Asia, China, Kun Lun Shan, Jambeyang, Attempt

Publication Year: 2001.

Jambeyang, Attempt. Jambeyang, throne to the Bodhisattva of learning, stands at the head of the Duron Valley. This unclimbed pyramid shares the idyllic valley with two other stand-alone peaks, Xiangre Ri and Chondorjie. Located in the far southwest of Sichuan Province, China, these remote mountains have attracted relatively little Western attention until quite recently.

Fred Beckey had seen pictures of Jambeyang several years ago and had been quietly planning to attempt the mountain ever since. Beckey recruited Canadians Rick and Lisa Clements and Americans Judd Stewart, Wesley Bunch*, and Dabney Eastham. Dabney was the only member of the expedition to have actually traveled to the Duron Valley; this was to be his third trip.

Our party size was reduced by one when Rick was struck by lightning while climbing with Beckey in Banff several weeks before departure (he survived, but suffered bums and brain swelling). Lisa made the trip to the valley, but unfortunately she became ill and had to leave after only several days.

We arrived in the Duron Valley on September 19, hoping that the post-monsoon season would bring the most stable, dry weather conditions. Jambeyang, Xiangre Ri, and Chondorjie are holy to the Buddhist Tibetans who inhabit this region. The Gongah Chonguh Monastery lies low in the valley at the foot of Xiangre Ri. The monks who live here in the cedar and larch forests below the 6000-meter peaks maintain and operate a tourist camp that caters to Chinese tourists who have come for the natural spectacles.

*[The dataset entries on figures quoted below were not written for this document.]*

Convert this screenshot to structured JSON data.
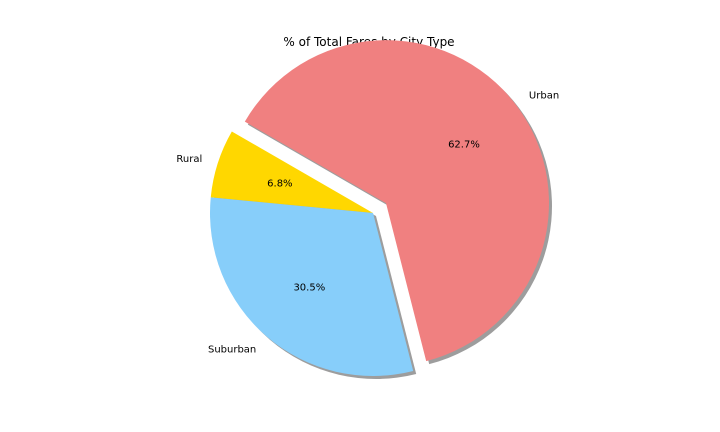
{
  "chart_data": {
    "type": "pie",
    "title": "% of Total Fares by City Type",
    "slices": [
      {
        "label": "Rural",
        "value": 6.8,
        "pct_label": "6.8%",
        "color": "#ffd700",
        "exploded": false
      },
      {
        "label": "Suburban",
        "value": 30.5,
        "pct_label": "30.5%",
        "color": "#87cefa",
        "exploded": false
      },
      {
        "label": "Urban",
        "value": 62.7,
        "pct_label": "62.7%",
        "color": "#f08080",
        "exploded": true
      }
    ],
    "start_angle_deg": 150,
    "shadow": true,
    "legend": "none"
  }
}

The tourist operation was begun within the last two years; it will dramatically change the character of this beautiful place.

Unfortunately, our visit corresponded with a major national ten-day holiday. By the time the hundreds of tourists left the valley, the meadows and streams were littered with discarded cigarette packs and wads of dirty toilet paper. More seriously for us, the tourist stream had created a new economy in the area. Local officials almost made our trip impossible when they demanded outrageous fees for camping in their valley. Even though we had official permits and permission from the Chinese Mountaineering Association in Beijing, local authorities enjoy a degree of autonomy simply due to the vastness of China and the time and energy required to travel the great distances. Our official permits were useless rubbish here; Beijing was too far away to have any meaningful authority in this remote nook of the world. Only our excellent guides and their contacts saved the trip.

We had studied Jambeyang in photos and these pictures hinted that the northeast ridge of the mountain would provide the easiest and safest climbing. Reality proved different: the ridge was very steep and corniced, with a large hanging glacier approximately two-thirds of the way to the top. The most feasible route appeared to be up the northeast face to a col at ca. 18,200 feet on the south side of the mountain. Americans Charlie Fowler and John Cato had attempted a similar line three or four years ago, but had been repelled from the mountain by difficult and dangerous loose snow conditions.

We established our ABC at the bottom of the route on a large, easily accessible shelf below the northeast face. Only half an hour of hiking was required before we roped up, put our crampons on and started climbing.

We had studied the face for several weeks and determined that a small avalanche runnel would provide the safest and fastest access to the mountain. We successfully climbed the 800- foot runnel and accessed the face proper. Immediately we ran into horrible sugar snow. Barely a foot deep, the rotten snow hid the friable limestone that characterizes the peaks in this area. Shattered and crumbling, the stone was useless for any sort of protection. Several short frightening pitches convinced us that a route up the face was out of the question. We managed a traverse to a large hanging glacier that descends from the south col. The glacier proved easier going and we reached the col late that afternoon. A snow cave bivouac was followed the next morning by a waist-deep powder slog to the bottom of the south face. It was immediately obvious that the south face was in even worse shape than the northeast face. Loose sugary snow clung to the steep, rotten rock; no way was this route going to go.

We poked around the col a little and got a bit of a view of the west side of the mountain. What we saw was a vast face of vertical and overhanging crumbling limestone rising out of the clouds and extending to the summit.

Conceding to reality, we began our descent. Despite the icefall danger, we chose to descend the hanging glacier. The solid ice anchors available on the glacier allowed a quick descent, and it wasn’t long before we saw Dabney hiking up from ABC to greet us.

While we struggled on Jambeyang, another American team was giving Chondorjie a shot. Led by Pete Athans, The North Face/National Geographic team had managed to get part way up their mountain but were repulsed by conditions similar to what we discovered on Jambeyang. It appeared that the poor snow we encountered is typical for these mountains. Of the four expeditions that had attempted peaks in this valley, all had failed due to poor snow conditions. Given good conditions, the peaks would be serious but climbable. The climbers who make this long journey and find good snow and ice to climb would be very lucky indeed.